While South Africa continued burning in 1986, Phiri was invited to work with American artist and one-half of the Simon and Garfunkel duo, Paul Simon. It was the struggle of the day that leads the creativity and passion of the successful musical movement and had Simon state: “What gives (governments) the right to wear the cloak of morality? Their morality comes out of a barrel of a gun.”
The Graceland Projects included internationally acclaimed mbaqanga group Ladysmith Black Mambazo amongst other greats. Phiri and Simon later recorded Rhythm of the Saints.
In 1987, ‘The Unfinished Story’ tour was stopped suddenly due to a fatal accident that claimed the lives of seven members of the Stimela famiy. In 2003, Phiri survived yet another fatal car collision that claimed the life of his wife, Daphney Phiri.

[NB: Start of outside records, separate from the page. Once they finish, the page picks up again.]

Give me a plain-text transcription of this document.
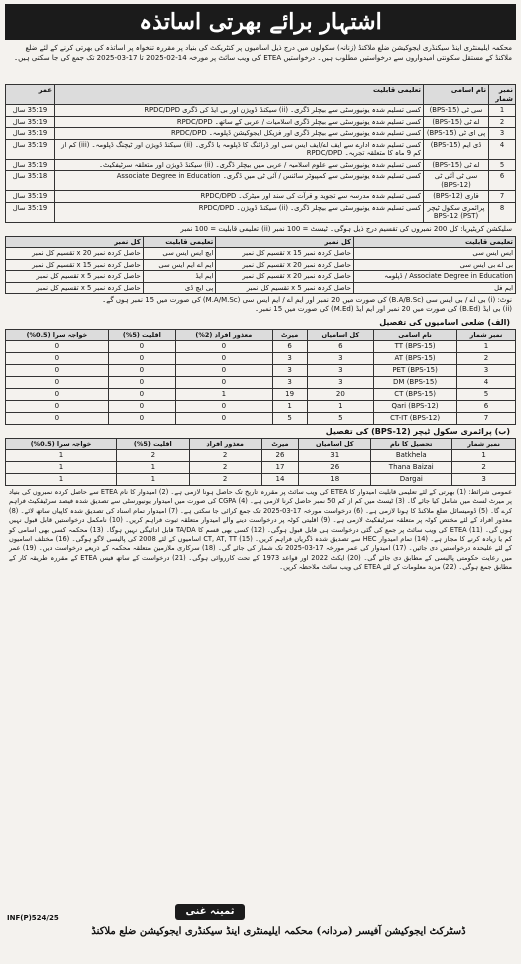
اشتہار برائے بھرتی اساتذہ
محکمہ ایلیمنٹری اینڈ سیکنڈری ایجوکیشن ضلع ملاکنڈ (زنانہ) سکولوں میں درج ذیل اسامیوں پر کنٹریکٹ کی بنیاد پر مقررہ تنخواہ پر اساتذہ کی بھرتی کرنے کے لئے ضلع ملاکنڈ کے مستقل سکونتی امیدواروں سے درخواستیں مطلوب ہیں۔ درخواستیں ETEA کی ویب سائٹ پر مورخہ 14-02-2025 تا 17-03-2025 تک جمع کی جا سکتی ہیں۔
نمبر شمار	نام اسامی	تعلیمی قابلیت	عمر
1	سی ٹی (BPS-15)	کسی تسلیم شدہ یونیورسٹی سے بیچلر ڈگری۔ (ii) سیکنڈ ڈویژن اور بی ایڈ کی ڈگری RPDC/DPD	35:19 سال
2	اے ٹی (BPS-15)	کسی تسلیم شدہ یونیورسٹی سے بیچلر ڈگری اسلامیات / عربی کے ساتھ۔ RPDC/DPD	35:19 سال
3	پی ای ٹی (BPS-15)	کسی تسلیم شدہ یونیورسٹی سے بیچلر ڈگری اور فزیکل ایجوکیشن ڈپلومہ۔ RPDC/DPD	35:19 سال
4	ڈی ایم (BPS-15)	کسی تسلیم شدہ ادارے سے ایف اے/ایف ایس سی اور ڈرائنگ کا ڈپلومہ یا ڈگری۔ (ii) سیکنڈ ڈویژن اور ٹیچنگ ڈپلومہ۔ (iii) کم از کم 9 ماہ کا متعلقہ تجربہ۔ RPDC/DPD	35:19 سال
5	اے ٹی (BPS-15)	کسی تسلیم شدہ یونیورسٹی سے علوم اسلامیہ / عربی میں بیچلر ڈگری۔ (ii) سیکنڈ ڈویژن اور متعلقہ سرٹیفکیٹ۔	35:19 سال
6	سی ٹی آئی ٹی (BPS-12)	کسی تسلیم شدہ یونیورسٹی سے کمپیوٹر سائنس / آئی ٹی میں ڈگری۔ Associate Degree in Education	35:18 سال
7	قاری (BPS-12)	کسی تسلیم شدہ مدرسہ سے تجوید و قرآت کی سند اور میٹرک۔ RPDC/DPD	35:19 سال
8	پرائمری سکول ٹیچر BPS-12 (PST)	کسی تسلیم شدہ یونیورسٹی سے بیچلر ڈگری۔ (ii) سیکنڈ ڈویژن۔ RPDC/DPD	35:19 سال
سلیکشن کریٹیریا: کل 200 نمبروں کی تقسیم درج ذیل ہوگی۔ ٹیسٹ = 100 نمبر (ii) تعلیمی قابلیت = 100 نمبر
تعلیمی قابلیت	کل نمبر	تعلیمی قابلیت	کل نمبر
ایس ایس سی	حاصل کردہ نمبر x 15 تقسیم کل نمبر	ایچ ایس ایس سی	حاصل کردہ نمبر x 20 تقسیم کل نمبر
بی اے بی ایس سی	حاصل کردہ نمبر x 20 تقسیم کل نمبر	ایم اے ایم ایس سی	حاصل کردہ نمبر x 15 تقسیم کل نمبر
Associate Degree in Education / ڈپلومہ	حاصل کردہ نمبر x 20 تقسیم کل نمبر	ایم ایڈ	حاصل کردہ نمبر x 5 تقسیم کل نمبر
ایم فل	حاصل کردہ نمبر x 5 تقسیم کل نمبر	پی ایچ ڈی	حاصل کردہ نمبر x 5 تقسیم کل نمبر
نوٹ: (i) بی اے / بی ایس سی (B.A/B.Sc) کی صورت میں 20 نمبر اور ایم اے / ایم ایس سی (M.A/M.Sc) کی صورت میں 15 نمبر ہوں گے۔
(ii) بی ایڈ (B.Ed) کی صورت میں 20 نمبر اور ایم ایڈ (M.Ed) کی صورت میں 15 نمبر۔
(الف) ضلعی اسامیوں کی تفصیل
نمبر شمار	نام اسامی	کل اسامیاں	میرٹ	معذور افراد (2%)	اقلیت (5%)	خواجہ سرا (0.5%)
1	TT (BPS-15)	6	6	0	0	0
2	AT (BPS-15)	3	3	0	0	0
3	PET (BPS-15)	3	3	0	0	0
4	DM (BPS-15)	3	3	0	0	0
5	CT (BPS-15)	20	19	1	0	0
6	Qari (BPS-12)	1	1	0	0	0
7	CT-IT (BPS-12)	5	5	0	0	0
(ب) پرائمری سکول ٹیچر (BPS-12) کی تفصیل
نمبر شمار	تحصیل کا نام	کل اسامیاں	میرٹ	معذور افراد	اقلیت (5%)	خواجہ سرا (0.5%)
1	Batkhela	31	26	2	2	1
2	Thana Baizai	26	17	2	1	1
3	Dargai	18	14	2	1	1
عمومی شرائط: (1) بھرتی کے لئے تعلیمی قابلیت امیدوار کا ETEA کی ویب سائٹ پر مقررہ تاریخ تک حاصل ہونا لازمی ہے۔ (2) امیدوار کا نام ETEA سے حاصل کردہ نمبروں کی بنیاد پر میرٹ لسٹ میں شامل کیا جائے گا۔ (3) ٹیسٹ میں کم از کم 50 نمبر حاصل کرنا لازمی ہے۔ (4) CGPA کی صورت میں امیدوار یونیورسٹی سے تصدیق شدہ فیصد سرٹیفکیٹ فراہم کرے گا۔ (5) ڈومیسائل ضلع ملاکنڈ کا ہونا لازمی ہے۔ (6) درخواست مورخہ 17-03-2025 تک جمع کرائی جا سکتی ہے۔ (7) امیدوار تمام اسناد کی تصدیق شدہ کاپیاں ساتھ لائے۔ (8) معذور افراد کے لئے مختص کوٹہ پر متعلقہ سرٹیفکیٹ لازمی ہے۔ (9) اقلیتی کوٹہ پر درخواست دینے والے امیدوار متعلقہ ثبوت فراہم کریں۔ (10) نامکمل درخواستیں قابل قبول نہیں ہوں گی۔ (11) ETEA کی ویب سائٹ پر جمع کی گئی درخواست ہی قابل قبول ہوگی۔ (12) کسی بھی قسم کا TA/DA قابل ادائیگی نہیں ہوگا۔ (13) محکمہ کسی بھی اسامی کو کم یا زیادہ کرنے کا مجاز ہے۔ (14) تمام امیدوار HEC سے تصدیق شدہ ڈگریاں فراہم کریں۔ (15) CT, AT, TT اسامیوں کے لئے 2008 کی پالیسی لاگو ہوگی۔ (16) مختلف اسامیوں کے لئے علیحدہ درخواستیں دی جائیں۔ (17) امیدوار کی عمر مورخہ 17-03-2025 تک شمار کی جائے گی۔ (18) سرکاری ملازمین متعلقہ محکمہ کے ذریعے درخواست دیں۔ (19) عمر میں رعایت حکومتی پالیسی کے مطابق دی جائے گی۔ (20) ایکٹ 2022 اور قواعد 1973 کے تحت کارروائی ہوگی۔ (21) درخواست کے ساتھ فیس ETEA کے مقررہ طریقہ کار کے مطابق جمع ہوگی۔ (22) مزید معلومات کے لئے ETEA کی ویب سائٹ ملاحظہ کریں۔
INF(P)524/25
ثمینہ غنی
ڈسٹرکٹ ایجوکیشن آفیسر (مردانہ) محکمہ ایلیمنٹری اینڈ سیکنڈری ایجوکیشن ضلع ملاکنڈ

In 1989, Phiri ventured out as a solo artist and produced A Man, A Dog and a Cow, How and 11 years with the help of Lindelani Mathonsi.
The seasoned guitarman proved that the power he had in music was timeless when he collaborated with rapper Young Nations in his Zwakala Mzansi hit single in 2005.
Phiri’s legacy will live on in the Ray Phiri Arts Institute in his hometown which was built for the development and advancement of creativity in the country.
Even as a recipient of the Order of Ikhamanga in Silver, no accolade will outshine Phiri’s spirit of music and the change he brought to the nation during his lifetime.
Phiri is survived by his five children.